Radio waves, a magnetic field, and a computer are all used in magnetic resonance imaging (MRI) of the spine. It paints vivid, accurate representations of the tissues around the spine. Gadolinium contrast material injections may be necessary for MRI scans, which do not involve radiation.

Spinal Interventional Radiology is a minimally invasive medical specialty that uses image-guided techniques, such as fluoroscopy and CT scans, to diagnose and treat various spinal conditions. Procedures include epidural injections, vertebroplasty, and nerve root blocks, providing targeted relief for patients with spinal pain and other related disorders.

Spinal pathology can range from scoliosis or a deteriorating spine to more severe complicated injuries. There are numerous levels of spinal disease, as well as a wide variety of symptoms, from tingling or numbness to intense pain. Generally speaking, we are referring to the following circumstances. Spinal fractures (traumatic and osteoporotic), cancer of the spine, and cauda equina syndrome (CES)

After a spinal cord injury, the rehabilitation process frequently starts in an acute care facility. In the treatment of SCI, occupational therapy is crucial. Recent studies have emphasised the value of initiating occupational therapy as soon as the client is stable.

• Functional autonomy 
• Assistive technology
• Gait instruction

Surgery on the spine's bones is known as "spine surgery" (backbone). Less incisions are made during this kind of surgery than during normal surgery.
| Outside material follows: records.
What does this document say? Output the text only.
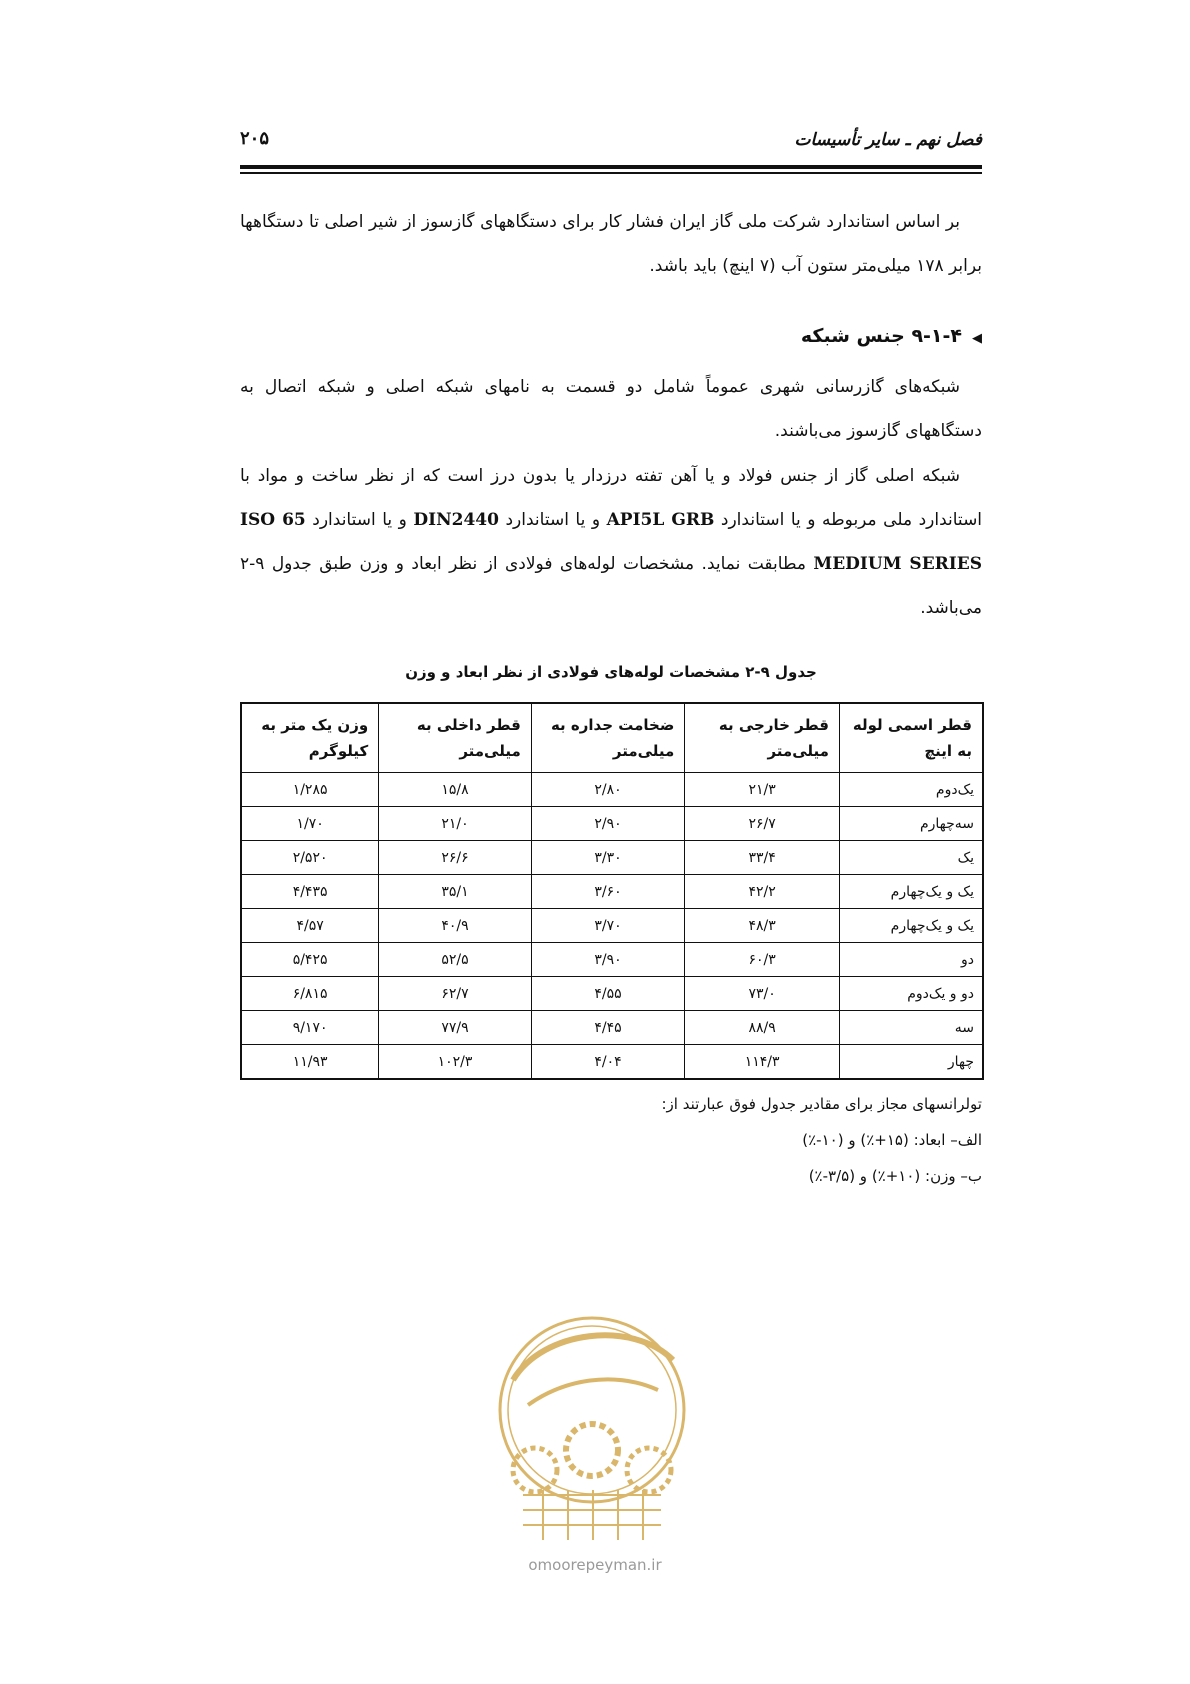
فصل نهم ـ سایر تأسیسات
۲۰۵

بر اساس استاندارد شرکت ملی گاز ایران فشار کار برای دستگاههای گازسوز از شیر اصلی تا دستگاهها برابر ۱۷۸ میلی‌متر ستون آب (۷ اینچ) باید باشد.

◀۹-۱-۴ جنس شبکه

شبکه‌های گازرسانی شهری عموماً شامل دو قسمت به نامهای شبکه اصلی و شبکه اتصال به دستگاههای گازسوز می‌باشند.

شبکه اصلی گاز از جنس فولاد و یا آهن تفته درزدار یا بدون درز است که از نظر ساخت و مواد با استاندارد ملی مربوطه و یا استاندارد API5L GRB و یا استاندارد DIN2440 و یا استاندارد ISO 65 MEDIUM SERIES مطابقت نماید. مشخصات لوله‌های فولادی از نظر ابعاد و وزن طبق جدول ۹-۲ می‌باشد.

جدول ۹-۲ مشخصات لوله‌های فولادی از نظر ابعاد و وزن
قطر اسمی لوله به اینچ	قطر خارجی به میلی‌متر	ضخامت جداره به میلی‌متر	قطر داخلی به میلی‌متر	وزن یک متر به کیلوگرم
یک‌دوم	۲۱/۳	۲/۸۰	۱۵/۸	۱/۲۸۵
سه‌چهارم	۲۶/۷	۲/۹۰	۲۱/۰	۱/۷۰
یک	۳۳/۴	۳/۳۰	۲۶/۶	۲/۵۲۰
یک و یک‌چهارم	۴۲/۲	۳/۶۰	۳۵/۱	۴/۴۳۵
یک و یک‌چهارم	۴۸/۳	۳/۷۰	۴۰/۹	۴/۵۷
دو	۶۰/۳	۳/۹۰	۵۲/۵	۵/۴۲۵
دو و یک‌دوم	۷۳/۰	۴/۵۵	۶۲/۷	۶/۸۱۵
سه	۸۸/۹	۴/۴۵	۷۷/۹	۹/۱۷۰
چهار	۱۱۴/۳	۴/۰۴	۱۰۲/۳	۱۱/۹۳

تولرانسهای مجاز برای مقادیر جدول فوق عبارتند از:

الف– ابعاد: (۱۵+٪) و (۱۰-٪)

ب– وزن: (۱۰+٪) و (۳/۵-٪)

omoorepeyman.ir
It frequently results in less damage to the adjacent muscles and other structures. It may result in reduced discomfort and a quicker recovery from surgery.

Any of the anterior, posterior, lateral, or combination anterior-posterior methods can be used to perform spinal operations. In order to expose the ventral spine and spinal cord, an anterior approach is used; anterior techniques for the thoracic and lumbar spine may necessitate invading the thoracic and abdominal chambers.